This site is operated by a business or businesses owned by Informa PLC and all copyright resides with them. Informa PLC's registered office is 5 Howick Place, London SW1P 1WG. Registered in England and Wales. Number 8860726.
AI-Powered Chatbots Are Answering Citizens’ Questions – What Are the Risks?
Short codes have become a common way of communicating, either by necessity or by marketing. Think, for example, of the well-publicized 9-1-1 and 9-8-8 emergency numbers that save critical time in urgent situations. Other 3-digit short codes (most notably 2-1-1 and 3-1-1) are used by callers to reach targeted recipients who can handle mostly non-life-threatening emergency routine calls (according to one study, up to 80% for non-emergency calls). While a sewer line backup may, in fact, be an emergency, especially to the people who are dealing with the backup right then -- in most cases, a sewer line backup does not rise to the emergency level that requires prompt dispatch of fire, police or ambulance services.
With this in mind, the San Francisco Chronicle recently ran an article reporting that a few smaller CA cities were opting to use AI-powered chatbots to field routine questions that 3-1-1 callers were asking. On many levels, a move of this nature makes sense, freeing up valuable and costly time of contact center humans to handle other tasks. But the risks of this technology misfiring, in the form of inaccurate responses are significant, and the downsides are worth identifying and analyzing before any entity makes this leap.
According to the Chronicle article, the majority of inbound requests received (between 60 and 70%) are routine questions, not service requests. This is in sharp contrast to the statistics the City of San Francisco compiled regarding their 311 calls. The city does not fully use chatbots (yet) to answer calls made to 3-1-1, although it does use some AI-based systems to assist in handling uploaded photos and providing potentially useful direction in identifying the correct city agency to assist. As a point of reference, the appropriate agency within the city has said that 80% of the calls received in the first eight months of this year were “informational requests,” not service requests, and thus did not require personal human interaction.
This metric is the baseline. But there are many complex challenges that would likely bring such a system to its knees in a municipality with a larger population than t the California municipalities that have adopted AI platforms more fully. Based on the statistics from San Francisco, approximately one in five of the calls received by the information line were service requests. In any case, the quality of the responses generated by any AI system are only as good as the underlying data that is accessed to create what the AI system has been trained to provide as a contextually-appropriate response to what the service providers have loaded as the answer to a routine questions.
There are some seriously important questions that must be posed, considered, and answered, in the name of public safety. What constitutes “routine?” How can the system respond when the query is not routine? Who decides what is routine and what isn’t? How often is the definition of routine revisited depending on the real-world call load? What happens when the caller, for any number of reasons, cannot understand the prompts?

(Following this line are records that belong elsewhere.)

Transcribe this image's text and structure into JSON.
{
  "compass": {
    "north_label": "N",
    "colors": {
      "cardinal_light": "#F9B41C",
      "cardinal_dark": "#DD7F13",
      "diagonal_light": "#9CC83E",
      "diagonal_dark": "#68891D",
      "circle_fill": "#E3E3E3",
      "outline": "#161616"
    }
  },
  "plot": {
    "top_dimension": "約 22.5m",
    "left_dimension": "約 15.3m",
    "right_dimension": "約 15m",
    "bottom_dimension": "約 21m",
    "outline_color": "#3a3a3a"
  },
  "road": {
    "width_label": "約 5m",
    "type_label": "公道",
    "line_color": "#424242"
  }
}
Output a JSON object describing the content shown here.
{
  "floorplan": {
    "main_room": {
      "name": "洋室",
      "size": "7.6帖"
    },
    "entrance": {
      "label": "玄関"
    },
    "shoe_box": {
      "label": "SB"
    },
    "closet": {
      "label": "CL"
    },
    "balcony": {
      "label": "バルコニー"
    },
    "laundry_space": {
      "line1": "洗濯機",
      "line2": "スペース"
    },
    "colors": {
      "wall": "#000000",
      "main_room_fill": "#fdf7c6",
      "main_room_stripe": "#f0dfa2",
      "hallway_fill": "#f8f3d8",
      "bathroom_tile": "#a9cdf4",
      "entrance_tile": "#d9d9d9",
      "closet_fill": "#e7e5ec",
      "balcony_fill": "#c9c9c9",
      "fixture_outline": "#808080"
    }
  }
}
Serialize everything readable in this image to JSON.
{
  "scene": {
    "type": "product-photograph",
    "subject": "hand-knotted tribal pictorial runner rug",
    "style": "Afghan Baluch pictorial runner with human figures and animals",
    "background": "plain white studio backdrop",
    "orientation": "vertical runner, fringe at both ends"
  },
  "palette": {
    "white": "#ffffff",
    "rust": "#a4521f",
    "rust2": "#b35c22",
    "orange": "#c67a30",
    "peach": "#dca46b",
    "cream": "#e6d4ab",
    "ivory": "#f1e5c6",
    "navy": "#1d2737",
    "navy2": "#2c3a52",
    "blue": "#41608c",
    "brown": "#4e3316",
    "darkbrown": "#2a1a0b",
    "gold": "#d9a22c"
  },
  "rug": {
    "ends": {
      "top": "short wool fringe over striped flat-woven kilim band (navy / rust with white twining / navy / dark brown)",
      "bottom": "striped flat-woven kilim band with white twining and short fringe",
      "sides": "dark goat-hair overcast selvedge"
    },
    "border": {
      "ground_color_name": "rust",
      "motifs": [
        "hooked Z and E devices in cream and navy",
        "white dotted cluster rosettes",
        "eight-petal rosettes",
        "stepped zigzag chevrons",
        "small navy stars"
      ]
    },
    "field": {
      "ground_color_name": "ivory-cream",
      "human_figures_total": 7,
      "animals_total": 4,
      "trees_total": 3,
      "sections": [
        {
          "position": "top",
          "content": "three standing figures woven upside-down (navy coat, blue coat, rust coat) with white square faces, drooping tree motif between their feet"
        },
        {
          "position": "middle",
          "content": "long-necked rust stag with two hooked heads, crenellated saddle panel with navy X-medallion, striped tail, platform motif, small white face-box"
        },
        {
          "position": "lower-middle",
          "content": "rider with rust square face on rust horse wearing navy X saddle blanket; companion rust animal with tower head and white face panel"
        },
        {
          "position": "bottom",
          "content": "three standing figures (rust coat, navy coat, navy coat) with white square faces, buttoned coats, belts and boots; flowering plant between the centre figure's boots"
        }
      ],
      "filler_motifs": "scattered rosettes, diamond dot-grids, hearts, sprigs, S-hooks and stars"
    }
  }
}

What happens when the system can’t understand the caller as a result of language barriers, including accents, or speech impediments, or when the system simply can’t understand the question posed or the problem to be addressed? Most importantly, however, is identifying where and how the “off-ramp” is designed so that people in critical situations can get the help that they need as quickly as possible.
I am currently reading Meredith Broussard’s new book More than a Glitch, which posits that bias of all kinds is implicit in almost everything that relies on large mathematical models to tackle problems. Broussard identifies three seperate sources of bias, ranging from the most commonly mentioned, race, to others including gender and ability. But most importantly, she identifies the issue that she calls “technochauvinism.” Here’s how she defines the term: “A kind of bias that considers computational solutions to be superior to all other solutions.” According to Broussard, “Technochauvinist optimism [has] led to companies spending millions of dollars on technology and platforms that marketers promised would ‘revolutionize’ and digitize everything from rug-buying to interstellar travel. Rarely have those promises come to pass, and often the digital reality is not much better than the original. In many cases, it is worse. Behind technochauvinism are very human factors like self-delusion, racism, bias, privilege, and greed.”

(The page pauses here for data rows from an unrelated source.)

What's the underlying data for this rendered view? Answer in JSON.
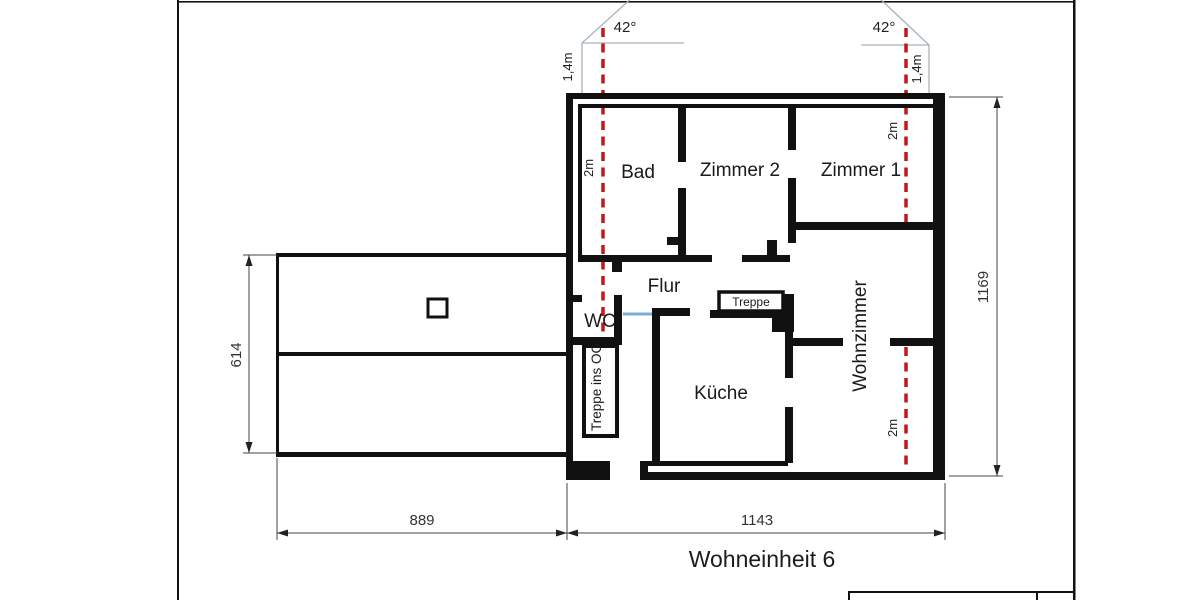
{
  "drawing": {
    "title": "Wohneinheit 6",
    "rooms": {
      "bad": "Bad",
      "zimmer2": "Zimmer 2",
      "zimmer1": "Zimmer 1",
      "flur": "Flur",
      "wc": "WC",
      "kueche": "Küche",
      "wohnzimmer": "Wohnzimmer",
      "treppe_box": "Treppe",
      "treppe_og": "Treppe ins OG"
    },
    "dimensions": {
      "left_building_height": "614",
      "left_building_width": "889",
      "main_building_width": "1143",
      "main_building_height": "1169"
    },
    "roof": {
      "angle_left": "42°",
      "angle_right": "42°",
      "knee_height_left": "1,4m",
      "knee_height_right": "1,4m"
    },
    "headroom": {
      "left": "2m",
      "right_top": "2m",
      "right_bottom": "2m"
    },
    "colors": {
      "wall": "#111111",
      "roof_line": "#a9b3bb",
      "headroom_line": "#c01818",
      "door_line": "#7badd8"
    }
  }
}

The point here is that until we come to recognize the technochauvenistic bias that’s built into these systems, and then the subsequent biases in the training data -- despite the best of intentions, outcomes generated by AI-enabled tools are, by definition, suspect. They may remain useful for 80% of the queries, but when you’re in the 20% and your call can’t be addressed by humans in an appropriately timely manner, the system—any system—has failed.
Everyone engaged in the process, from the “idea” people to those charged with testing and deployment of these systems (and the word “testing” is of particular importance) must become a stakeholder to ensure that such innovations truly function as intended. AI is here, and it will become more prevalent for the handling of routine tasks. But by itself, its limitations, including no common sense, common experience, or conscience, must force (if necessary) those who seek to deploy its power to recognize and design for the technology’s limitations so that those whose queries fall outside of the routine can get the help they need with minimal aggravation.